Celiac disease, a condition characterized by severe, chronic inflammation of the small intestine, develops from exposure to a dietary protein called gluten. Gluten is most commonly found in grains including wheat, rye and barley.
Carpenter's cancer, non-Hodgkin's lymphoma, developed as a result of her undiagnosed and untreated celiac disease, Chey told her.
Treatment involved removing 48 inches of her small intestine and a small mass, and undergoing chemotherapy. It's been five years since she was diagnosed and treated and she feels great, says Carpenter, 70.
She has also had to change her lifestyle - maintaining a gluten-free diet.
"Living a gluten-free life, it's what you make of it," Carpenter says. "You have to make up your mind that these are things I have to do if I want to live."
Since she was diagnosed, she's noticed stores have gotten better about stocking gluten-free products and labeling foods properly. "It's getting better all the time," she says.
Awareness and proper diagnosis of celiac disease have improved dramatically in the last decade, says Chey.
"When I was a medical student many years ago, we were taught that celiac disease occurred or could be found in approximately one in 500 to 1,000 individuals within the United States," he notes.
Data from within the last five years, however, show celiac disease is significantly more prevalent than previously thought. It can be identified in up to one in 133 individuals within the United States, Chey says.
People who suffer from celiac seem to have a genetic predisposition and the disease can remain latent or asymptomatic for a long time until it becomes unmasked or more clinically apparent through laboratory studies or symptoms, Chey says.
Diseases like diabetes mellitus, auto immune thyroiditis, premature bone loss or iron deficiency anemia have all been associated with celiac disease, Chey adds.
"If you are affected by any of those conditions you should be tested," Chey says.
Celiac can present itself in a variety of ways, such as abnormal laboratory values like low blood counts or abnormal thyroid function, malnutrition, weight loss or a life-threatening disease.
The more common way for it to present itself is with vague GI symptoms, such as bloating, excessive gas, loose stools or abdominal cramping.
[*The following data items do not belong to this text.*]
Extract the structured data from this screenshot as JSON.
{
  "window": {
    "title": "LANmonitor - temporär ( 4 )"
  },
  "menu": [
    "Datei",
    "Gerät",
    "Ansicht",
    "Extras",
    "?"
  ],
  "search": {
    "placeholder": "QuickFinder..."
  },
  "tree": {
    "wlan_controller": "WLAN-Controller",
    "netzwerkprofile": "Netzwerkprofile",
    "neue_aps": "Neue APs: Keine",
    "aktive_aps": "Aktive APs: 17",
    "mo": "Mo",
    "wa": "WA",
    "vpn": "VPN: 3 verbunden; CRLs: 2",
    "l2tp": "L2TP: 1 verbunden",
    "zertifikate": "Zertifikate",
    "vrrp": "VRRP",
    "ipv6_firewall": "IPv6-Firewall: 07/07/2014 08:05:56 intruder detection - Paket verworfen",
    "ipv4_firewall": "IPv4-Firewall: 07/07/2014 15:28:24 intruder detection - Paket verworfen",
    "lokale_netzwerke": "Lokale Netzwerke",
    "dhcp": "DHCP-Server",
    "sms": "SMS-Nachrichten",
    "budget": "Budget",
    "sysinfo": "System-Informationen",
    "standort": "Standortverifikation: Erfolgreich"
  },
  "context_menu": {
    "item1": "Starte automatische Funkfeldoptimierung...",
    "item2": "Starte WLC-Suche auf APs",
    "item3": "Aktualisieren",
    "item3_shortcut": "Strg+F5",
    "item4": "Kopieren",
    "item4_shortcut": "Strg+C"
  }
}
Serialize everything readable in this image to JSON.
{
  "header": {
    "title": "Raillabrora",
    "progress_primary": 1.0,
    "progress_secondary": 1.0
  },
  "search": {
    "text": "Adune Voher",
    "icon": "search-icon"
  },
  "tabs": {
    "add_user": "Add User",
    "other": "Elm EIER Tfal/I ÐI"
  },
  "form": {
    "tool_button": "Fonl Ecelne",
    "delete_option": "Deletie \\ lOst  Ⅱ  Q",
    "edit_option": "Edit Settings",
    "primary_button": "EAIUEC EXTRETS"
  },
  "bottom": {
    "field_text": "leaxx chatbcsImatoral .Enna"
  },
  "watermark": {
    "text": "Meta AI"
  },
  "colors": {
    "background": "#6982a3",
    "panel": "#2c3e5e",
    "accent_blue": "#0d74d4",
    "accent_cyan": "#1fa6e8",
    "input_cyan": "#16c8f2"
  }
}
Symptoms can be similar to those of irritable bowel syndrome, and new IBS guidelines by the American College of Gastroenterology recommend that newly diagnosed IBS patients get screened for celiac disease.
Chey warns that individuals with very long-standing, untreated celiac disease have an increased risk for developing cancer, primarily of the GI tract but others as well.
Screening is done through a blood test. Therapy consists of instituting a restricted diet devoid of gluten, which tends to inflame the small intestine and lead to more serious problems.
"The key takeaway is that celiac is more common than previously thought, that there are tests available to diagnose the condition and that treatment is highly effective and relies upon a diet rather than drugs," says Chey.